The Wichita Falls-Wichita County Public Health District’s Environmental Health Division will continue to try to take enforcement action against those who are selling food illegally; however, the nature of the internet and social media sales makes it difficult to catch and prosecute those individuals who are selling food illegally.

In the meantime, the public is urged to not purchase and consume food items that are sold illegally. This food is not inspected; there is no assurance that it was cooked and held at the proper temperatures, or prepared in a sanitary environment. The CDC estimates that each year roughly 1 in 6 Americans get sick and 3,000 die of foodborne diseases. Most people attribute food poisoning to the last commercial food establishment they ate prior to getting sick, but that is often not the case. Most foodborne illnesses have a 24-48 hour incubation period before symptoms arise and some can even have incubation periods of a few months.

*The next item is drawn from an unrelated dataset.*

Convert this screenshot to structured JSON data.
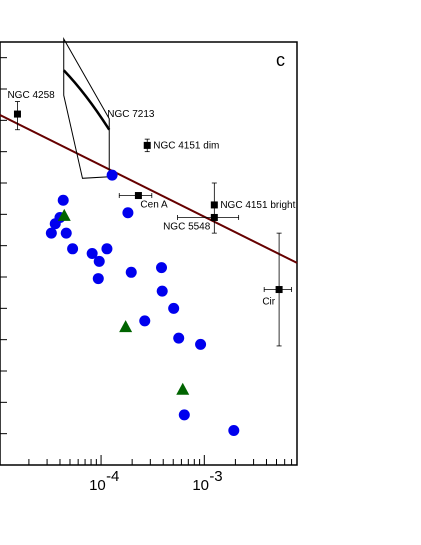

If you believe you have contracted food poisoning:

  • Immediately write down a three-day food history that includes everything you consumed, including those items you prepared yourself and drinks.
  • Go to the doctor. A food poisoning diagnosis is confirmed via a stool sample.
  • If you have confirmed food poisoning, your doctor will contact the Health District and a foodborne illness investigation will start. This is why the three-day food history becomes very important.